A washing machine that pauses for several minutes can feel like it has stalled or broken down.
In most cases, it hasn’t.
Long pauses are a normal control behaviour in modern machines — even when nothing appears to be happening.
What a “pause” actually means now
On older machines, stopping usually meant a problem.
On modern machines, a pause usually means the machine is checking conditions before it continues.
During a pause, the machine may be:
- redistributing the load
- waiting for water temperature to stabilise
- checking water level or drainage
- protecting the motor from strain
- preventing excessive vibration
None of this is visible from the outside.
So it feels like nothing is happening, even though the cycle hasn’t failed.

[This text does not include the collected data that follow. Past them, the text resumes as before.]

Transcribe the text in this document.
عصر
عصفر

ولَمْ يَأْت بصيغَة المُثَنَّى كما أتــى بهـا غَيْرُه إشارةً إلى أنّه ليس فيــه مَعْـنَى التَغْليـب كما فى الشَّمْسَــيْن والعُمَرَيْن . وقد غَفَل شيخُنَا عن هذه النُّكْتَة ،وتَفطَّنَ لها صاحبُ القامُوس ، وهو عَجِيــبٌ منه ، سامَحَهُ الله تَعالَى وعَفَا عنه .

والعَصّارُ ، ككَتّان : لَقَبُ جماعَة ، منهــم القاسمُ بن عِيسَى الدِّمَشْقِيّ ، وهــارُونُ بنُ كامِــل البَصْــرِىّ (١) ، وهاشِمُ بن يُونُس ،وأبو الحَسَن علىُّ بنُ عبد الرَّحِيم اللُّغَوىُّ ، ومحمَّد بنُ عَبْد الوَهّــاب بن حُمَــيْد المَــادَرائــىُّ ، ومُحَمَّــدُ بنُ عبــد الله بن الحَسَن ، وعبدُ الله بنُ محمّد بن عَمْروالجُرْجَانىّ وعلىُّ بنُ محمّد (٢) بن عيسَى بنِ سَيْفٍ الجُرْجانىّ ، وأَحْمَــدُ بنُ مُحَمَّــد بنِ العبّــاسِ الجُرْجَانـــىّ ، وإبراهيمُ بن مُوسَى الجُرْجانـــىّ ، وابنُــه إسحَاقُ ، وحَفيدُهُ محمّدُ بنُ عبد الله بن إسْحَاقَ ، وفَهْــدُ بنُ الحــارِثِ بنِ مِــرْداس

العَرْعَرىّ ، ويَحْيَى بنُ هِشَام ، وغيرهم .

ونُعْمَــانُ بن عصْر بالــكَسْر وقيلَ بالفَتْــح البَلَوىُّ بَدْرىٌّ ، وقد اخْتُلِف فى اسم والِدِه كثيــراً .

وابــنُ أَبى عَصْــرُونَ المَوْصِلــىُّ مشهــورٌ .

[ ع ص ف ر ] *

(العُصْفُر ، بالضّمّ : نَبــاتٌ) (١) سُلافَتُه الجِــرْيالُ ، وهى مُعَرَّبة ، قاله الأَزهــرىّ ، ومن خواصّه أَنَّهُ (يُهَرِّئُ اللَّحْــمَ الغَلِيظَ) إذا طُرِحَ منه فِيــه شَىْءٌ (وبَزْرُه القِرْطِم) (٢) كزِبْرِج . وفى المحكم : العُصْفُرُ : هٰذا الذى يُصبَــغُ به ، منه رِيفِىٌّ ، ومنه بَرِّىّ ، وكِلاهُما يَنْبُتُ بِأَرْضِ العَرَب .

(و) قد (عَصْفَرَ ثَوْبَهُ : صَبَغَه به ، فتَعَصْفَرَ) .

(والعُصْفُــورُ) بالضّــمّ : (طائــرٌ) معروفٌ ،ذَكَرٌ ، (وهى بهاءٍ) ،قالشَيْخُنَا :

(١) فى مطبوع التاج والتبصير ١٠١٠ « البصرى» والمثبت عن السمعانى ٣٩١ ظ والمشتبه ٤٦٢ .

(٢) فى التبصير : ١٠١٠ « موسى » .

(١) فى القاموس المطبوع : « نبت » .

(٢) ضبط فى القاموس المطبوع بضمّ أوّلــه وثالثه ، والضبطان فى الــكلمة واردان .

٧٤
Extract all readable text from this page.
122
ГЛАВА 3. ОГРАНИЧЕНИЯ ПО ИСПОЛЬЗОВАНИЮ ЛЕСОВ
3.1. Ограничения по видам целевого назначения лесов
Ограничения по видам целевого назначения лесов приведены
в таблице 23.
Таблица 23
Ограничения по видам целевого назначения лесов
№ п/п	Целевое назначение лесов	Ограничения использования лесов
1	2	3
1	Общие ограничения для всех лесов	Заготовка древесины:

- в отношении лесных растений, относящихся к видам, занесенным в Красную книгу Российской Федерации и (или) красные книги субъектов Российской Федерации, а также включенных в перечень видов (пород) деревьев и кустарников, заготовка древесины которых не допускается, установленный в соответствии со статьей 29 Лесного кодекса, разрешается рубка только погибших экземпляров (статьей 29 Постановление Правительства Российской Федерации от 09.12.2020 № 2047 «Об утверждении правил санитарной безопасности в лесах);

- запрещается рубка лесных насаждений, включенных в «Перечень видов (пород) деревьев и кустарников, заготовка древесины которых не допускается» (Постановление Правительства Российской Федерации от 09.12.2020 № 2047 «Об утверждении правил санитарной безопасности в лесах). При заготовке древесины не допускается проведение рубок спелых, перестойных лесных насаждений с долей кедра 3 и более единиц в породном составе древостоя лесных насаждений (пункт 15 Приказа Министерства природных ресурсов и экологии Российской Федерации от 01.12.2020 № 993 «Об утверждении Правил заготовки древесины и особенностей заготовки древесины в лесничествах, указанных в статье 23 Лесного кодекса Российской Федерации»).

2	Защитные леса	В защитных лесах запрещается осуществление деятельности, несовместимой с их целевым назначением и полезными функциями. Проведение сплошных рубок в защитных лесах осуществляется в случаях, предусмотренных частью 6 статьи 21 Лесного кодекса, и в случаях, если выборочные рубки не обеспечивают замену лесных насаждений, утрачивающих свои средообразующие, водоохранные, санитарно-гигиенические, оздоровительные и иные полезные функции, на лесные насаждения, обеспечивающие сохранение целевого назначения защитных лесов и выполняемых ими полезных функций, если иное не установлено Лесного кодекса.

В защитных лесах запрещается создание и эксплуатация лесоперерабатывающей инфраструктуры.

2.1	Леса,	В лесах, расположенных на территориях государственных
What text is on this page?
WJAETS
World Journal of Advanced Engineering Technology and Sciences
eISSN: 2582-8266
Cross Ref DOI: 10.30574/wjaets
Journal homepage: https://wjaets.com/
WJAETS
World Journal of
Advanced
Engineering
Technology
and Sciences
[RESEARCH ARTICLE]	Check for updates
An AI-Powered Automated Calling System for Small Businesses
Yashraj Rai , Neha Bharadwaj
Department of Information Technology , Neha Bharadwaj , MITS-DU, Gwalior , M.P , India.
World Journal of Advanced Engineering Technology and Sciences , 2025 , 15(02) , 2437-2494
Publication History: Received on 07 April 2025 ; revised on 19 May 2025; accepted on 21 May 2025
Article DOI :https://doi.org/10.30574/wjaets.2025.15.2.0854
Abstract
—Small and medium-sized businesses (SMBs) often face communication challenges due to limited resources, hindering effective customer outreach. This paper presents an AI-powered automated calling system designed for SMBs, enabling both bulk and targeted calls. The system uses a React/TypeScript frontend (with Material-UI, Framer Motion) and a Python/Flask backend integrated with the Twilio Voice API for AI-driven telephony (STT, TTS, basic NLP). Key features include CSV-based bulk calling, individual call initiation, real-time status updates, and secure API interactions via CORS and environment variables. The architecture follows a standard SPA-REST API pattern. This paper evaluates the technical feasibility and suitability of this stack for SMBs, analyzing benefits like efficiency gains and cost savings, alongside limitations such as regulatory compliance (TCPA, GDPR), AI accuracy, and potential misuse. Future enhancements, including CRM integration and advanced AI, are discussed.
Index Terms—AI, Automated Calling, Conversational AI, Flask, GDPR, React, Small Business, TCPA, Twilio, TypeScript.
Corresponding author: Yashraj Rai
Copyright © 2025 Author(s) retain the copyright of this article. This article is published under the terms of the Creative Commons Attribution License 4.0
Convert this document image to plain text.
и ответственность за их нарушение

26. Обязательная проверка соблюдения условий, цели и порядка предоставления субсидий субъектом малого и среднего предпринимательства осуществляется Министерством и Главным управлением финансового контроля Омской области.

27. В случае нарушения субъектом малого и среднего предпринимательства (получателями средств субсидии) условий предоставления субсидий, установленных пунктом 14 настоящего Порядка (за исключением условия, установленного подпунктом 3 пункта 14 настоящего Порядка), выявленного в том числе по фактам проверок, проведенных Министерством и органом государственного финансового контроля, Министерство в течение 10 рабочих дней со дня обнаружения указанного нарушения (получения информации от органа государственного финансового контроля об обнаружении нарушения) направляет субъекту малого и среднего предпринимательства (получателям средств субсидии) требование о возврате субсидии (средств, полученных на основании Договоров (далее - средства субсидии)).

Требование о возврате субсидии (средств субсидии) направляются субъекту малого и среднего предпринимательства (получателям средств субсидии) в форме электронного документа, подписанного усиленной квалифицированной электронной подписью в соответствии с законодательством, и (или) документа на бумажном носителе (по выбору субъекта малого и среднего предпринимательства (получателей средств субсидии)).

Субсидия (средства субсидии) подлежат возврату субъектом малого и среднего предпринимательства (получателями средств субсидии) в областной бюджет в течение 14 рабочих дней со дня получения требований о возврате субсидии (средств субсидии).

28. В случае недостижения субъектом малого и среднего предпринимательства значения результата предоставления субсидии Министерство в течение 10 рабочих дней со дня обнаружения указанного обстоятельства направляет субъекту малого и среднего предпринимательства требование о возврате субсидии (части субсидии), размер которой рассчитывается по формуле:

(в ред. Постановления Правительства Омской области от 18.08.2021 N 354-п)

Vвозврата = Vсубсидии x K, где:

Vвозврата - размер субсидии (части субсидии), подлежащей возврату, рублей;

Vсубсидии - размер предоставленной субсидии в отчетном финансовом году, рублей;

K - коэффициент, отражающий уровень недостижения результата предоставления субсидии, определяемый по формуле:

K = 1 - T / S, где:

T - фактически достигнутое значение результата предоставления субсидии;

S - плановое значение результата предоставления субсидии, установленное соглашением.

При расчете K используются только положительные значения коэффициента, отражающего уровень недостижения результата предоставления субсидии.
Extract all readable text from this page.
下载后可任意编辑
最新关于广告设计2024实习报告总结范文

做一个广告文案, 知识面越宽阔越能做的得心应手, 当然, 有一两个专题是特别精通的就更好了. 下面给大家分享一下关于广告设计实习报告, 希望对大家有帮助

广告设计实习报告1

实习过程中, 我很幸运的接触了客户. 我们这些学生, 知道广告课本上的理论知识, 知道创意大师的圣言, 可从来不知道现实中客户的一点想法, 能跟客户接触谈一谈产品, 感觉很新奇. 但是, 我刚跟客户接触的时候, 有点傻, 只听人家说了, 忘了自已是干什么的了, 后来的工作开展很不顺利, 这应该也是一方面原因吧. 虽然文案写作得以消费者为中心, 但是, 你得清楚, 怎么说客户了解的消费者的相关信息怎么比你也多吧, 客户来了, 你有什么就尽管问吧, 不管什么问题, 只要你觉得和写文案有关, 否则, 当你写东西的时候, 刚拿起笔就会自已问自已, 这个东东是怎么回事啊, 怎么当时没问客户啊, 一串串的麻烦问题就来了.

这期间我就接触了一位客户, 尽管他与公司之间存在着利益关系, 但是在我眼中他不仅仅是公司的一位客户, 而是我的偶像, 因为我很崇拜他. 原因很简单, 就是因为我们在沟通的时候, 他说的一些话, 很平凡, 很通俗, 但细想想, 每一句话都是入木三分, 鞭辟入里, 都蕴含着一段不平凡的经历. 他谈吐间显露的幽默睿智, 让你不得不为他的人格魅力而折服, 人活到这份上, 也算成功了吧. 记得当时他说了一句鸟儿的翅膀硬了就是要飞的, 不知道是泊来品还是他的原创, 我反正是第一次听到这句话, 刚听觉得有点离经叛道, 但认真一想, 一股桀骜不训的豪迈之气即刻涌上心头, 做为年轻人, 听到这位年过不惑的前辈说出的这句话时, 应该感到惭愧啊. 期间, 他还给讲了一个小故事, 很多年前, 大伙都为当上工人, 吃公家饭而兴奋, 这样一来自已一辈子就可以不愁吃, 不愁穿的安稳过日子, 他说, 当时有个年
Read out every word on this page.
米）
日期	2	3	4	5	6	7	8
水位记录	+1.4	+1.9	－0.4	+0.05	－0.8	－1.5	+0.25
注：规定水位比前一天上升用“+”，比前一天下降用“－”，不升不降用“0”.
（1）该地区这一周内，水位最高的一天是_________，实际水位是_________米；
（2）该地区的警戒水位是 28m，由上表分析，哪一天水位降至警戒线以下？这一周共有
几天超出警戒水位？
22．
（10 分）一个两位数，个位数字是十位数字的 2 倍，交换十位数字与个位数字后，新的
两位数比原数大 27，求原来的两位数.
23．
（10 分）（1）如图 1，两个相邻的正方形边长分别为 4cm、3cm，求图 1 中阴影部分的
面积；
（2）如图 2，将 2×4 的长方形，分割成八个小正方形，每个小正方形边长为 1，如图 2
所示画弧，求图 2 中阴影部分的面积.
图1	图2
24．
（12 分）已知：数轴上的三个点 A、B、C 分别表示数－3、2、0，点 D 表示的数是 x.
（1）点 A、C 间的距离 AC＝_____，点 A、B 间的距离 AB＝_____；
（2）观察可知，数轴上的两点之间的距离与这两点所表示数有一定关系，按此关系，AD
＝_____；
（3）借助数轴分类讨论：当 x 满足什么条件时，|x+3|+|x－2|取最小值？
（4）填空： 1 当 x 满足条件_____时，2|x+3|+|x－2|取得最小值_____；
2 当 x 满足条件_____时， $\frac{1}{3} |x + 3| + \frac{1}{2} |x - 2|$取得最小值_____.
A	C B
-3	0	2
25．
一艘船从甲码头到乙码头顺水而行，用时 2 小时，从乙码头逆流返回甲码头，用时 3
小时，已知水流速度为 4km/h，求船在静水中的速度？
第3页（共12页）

The most common reasons for long pauses
1. Load imbalance
If clothes bunch up on one side of the drum, the machine will:
- stop spinning
- gently rotate back and forth
- wait before trying again
This prevents:
- loud banging
- bearing damage
- machine movement
Heavy items (towels, jeans, bedding) make this more likely.
2. Water heating delays
Modern machines often heat water inside the drum, not from a fixed supply.
If the machine is:
- heating slowly
- maintaining a low-temperature wash
- waiting for sensors to confirm temperature
…it may pause longer than expected.
This is especially common on eco or low-temperature programs.
3. Drainage checks
Between stages, the machine may wait to confirm:
- water has fully drained
- no blockage is detected
- the pump isn’t under strain
If drainage is slow (but not faulty), the machine simply waits.
Waiting feels wrong.
Flooding the motor would be worse.
4. Energy-saving logic
Many machines deliberately pause to:
- reduce peak power draw
- comply with efficiency rules
- spread energy use over time
This is one reason modern cycles feel slower and less “decisive” than older ones.
Why pauses feel longer than they really are
People tend to notice pauses because:
- movement has stopped
- noise has stopped
- progress feels unclear
A pause that lasts 5–10 minutes often feels much longer when you’re waiting for it.
Especially if:
- the display hasn’t updated
- the door is locked
- you expected the cycle to be finished
When a long pause is usually normal
A pause is generally normal if:
- the machine eventually continues
- the cycle still completes
- no error code appears
- there’s no burning smell
- the machine isn’t stuck permanently
Long pauses can happen:
- mid-wash
- before spinning
- between rinse stages
- near the end of a cycle
All of these can be intentional.
When a pause might indicate a problem
A pause is not normal if:
- the machine never resumes
- it repeatedly stops at the same point
- an error code appears
- water is left standing indefinitely
- the door remains locked for hours after the cycle ends
Those situations are covered separately, because they cross from control behaviour into failure.
The key thing to remember
A modern washing machine doesn’t run continuously.
It:
- checks
- waits
- adjusts
- protects itself
A pause is often the machine preventing a problem, not causing one.
If the cycle completes, the pause was part of the design — even if it felt unnecessary.